Making gifts, whether to family or charitable organizations, may be prompted by estate tax concerns, but often times the motivation is more altruistic. So the existence or repeal of a federal estate tax may be irrelevant to your gifting intentions. Also, while many individuals make their annual gifts at the end of a calendar year, it may be advisable to make them at the beginning of the year, particularly for individuals with health concerns. To review, each individual is allowed to make annual gifts up of $14,000 per donee (gifts in excess of that amount will need to be reported on a gift tax return). However, there are certain exceptions which permit larger gifts—those exceptions include payments made directly to educational or medical institutions for the benefit of a specific individual beneficiary, and certain contributions to 529 plans which allow for "front-end loading" of those accounts.

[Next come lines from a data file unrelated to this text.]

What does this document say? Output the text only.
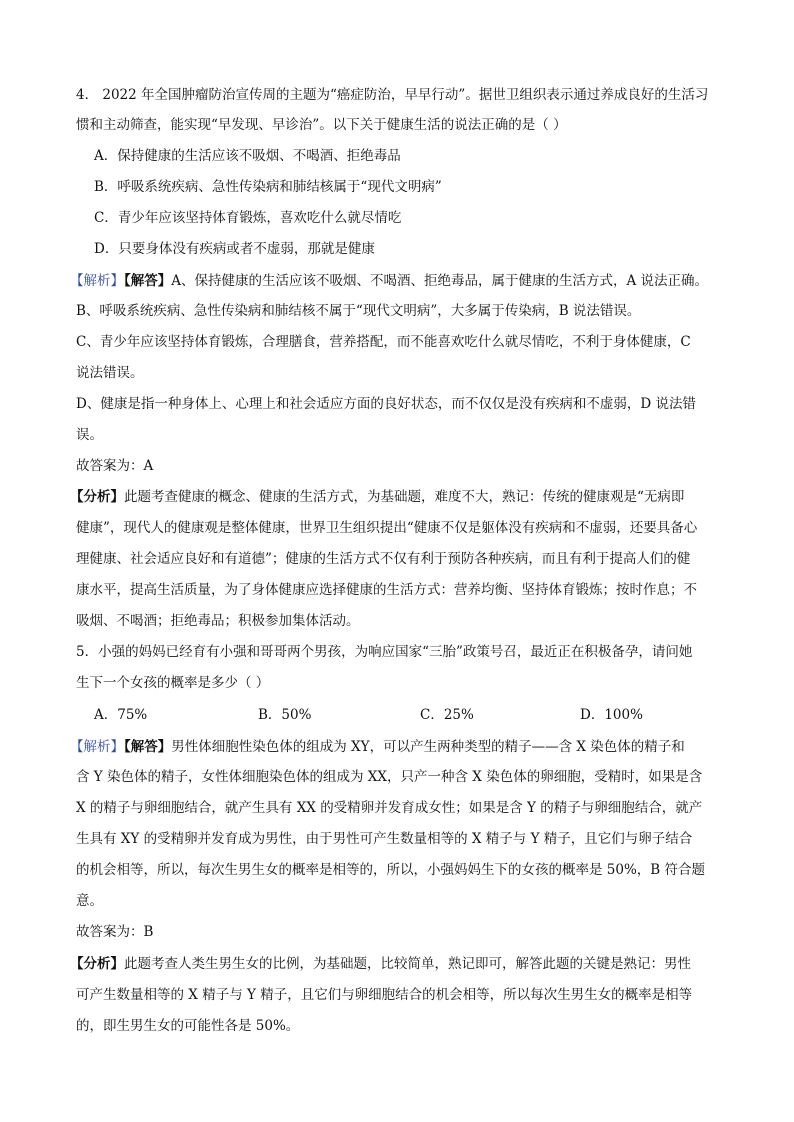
4． 2022 年全国肿瘤防治宣传周的主题为“癌症防治，早早行动”。据世卫组织表示通过养成良好的生活习

惯和主动筛查，能实现“早发现、早诊治”。以下关于健康生活的说法正确的是（ ）

A．保持健康的生活应该不吸烟、不喝酒、拒绝毒品

B．呼吸系统疾病、急性传染病和肺结核属于“现代文明病”

C．青少年应该坚持体育锻炼，喜欢吃什么就尽情吃

D．只要身体没有疾病或者不虚弱，那就是健康

【解析】【解答】A、保持健康的生活应该不吸烟、不喝酒、拒绝毒品，属于健康的生活方式，A 说法正确。

B、呼吸系统疾病、急性传染病和肺结核不属于“现代文明病”，大多属于传染病，B 说法错误。

C、青少年应该坚持体育锻炼，合理膳食，营养搭配，而不能喜欢吃什么就尽情吃，不利于身体健康，C

说法错误。

D、健康是指一种身体上、心理上和社会适应方面的良好状态，而不仅仅是没有疾病和不虚弱，D 说法错

误。

故答案为：A

【分析】此题考查健康的概念、健康的生活方式，为基础题，难度不大，熟记：传统的健康观是“无病即

健康”，现代人的健康观是整体健康，世界卫生组织提出“健康不仅是躯体没有疾病和不虚弱，还要具备心

理健康、社会适应良好和有道德”；健康的生活方式不仅有利于预防各种疾病，而且有利于提高人们的健

康水平，提高生活质量，为了身体健康应选择健康的生活方式：营养均衡、坚持体育锻炼；按时作息；不

吸烟、不喝酒；拒绝毒品；积极参加集体活动。

5．小强的妈妈已经育有小强和哥哥两个男孩，为响应国家“三胎”政策号召，最近正在积极备孕，请问她

生下一个女孩的概率是多少（ ）

A．75%	B．50%	C．25%	D．100%

【解析】【解答】男性体细胞性染色体的组成为 XY，可以产生两种类型的精子——含 X 染色体的精子和

含 Y 染色体的精子，女性体细胞染色体的组成为 XX，只产一种含 X 染色体的卵细胞，受精时，如果是含

X 的精子与卵细胞结合，就产生具有 XX 的受精卵并发育成女性；如果是含 Y 的精子与卵细胞结合，就产

生具有 XY 的受精卵并发育成为男性，由于男性可产生数量相等的 X 精子与 Y 精子，且它们与卵子结合

的机会相等，所以，每次生男生女的概率是相等的，所以，小强妈妈生下的女孩的概率是 50%，B 符合题

意。

故答案为：B

【分析】此题考查人类生男生女的比例，为基础题，比较简单，熟记即可，解答此题的关键是熟记：男性

可产生数量相等的 X 精子与 Y 精子，且它们与卵细胞结合的机会相等，所以每次生男生女的概率是相等

的，即生男生女的可能性各是 50%。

With regard to charitable gifts, consider whether a donor advised fund is appropriate. These can be established with a donation as minimal as a few thousand dollars (depending upon the organization's specific guidelines), can be added to over time and may offer a great opportunity to introduce younger family members to the concept of philanthropy. Also, the IRS recently made permanent Qualified Charitable Distributions from an IRA which gives an individual age 70 ½ or older the ability to direct the IRA custodian to transfer IRA proceeds of up to $100,000 directly to public charities. The amounts distributed can satisfy the required minimum distributions (RMDs) up to $100,000, and although there is no charitable deduction allowed, the distribution is not included in the donor's taxable income. If you don't need all of your RMD, perhaps directing excess income to a charity may be both "feel good" and tax wise!
Resolution #9: Don't neglect your digital assets.
We live in a digital world, and even those who consider themselves technological novices have a digital footprint. More and more information is being created, stored and shared on-line and accessed through digital means. These "digital assets" usually have usernames and passwords associated with them. They may contain personal or private information, or in some cases, have monetary value. They can be extremely difficult to access and protect once the rightful "owner" dies. So, here are some things to consider:
Resolution #10: Schedule a meeting with your financial advisor.
While this list covers many of the resolutions recommended to get "financially fit" in 2017, it may not be comprehensive with respect to your specific financial circumstances. If you have a financial advisor that you've worked with in the past, he or she should be able to identify other issues that may be pertinent to you. First quarter of 2017 would be a great time to schedule a meeting with that person. If you don't have a financial advisor, perhaps Resolution #1 for you should be to get one!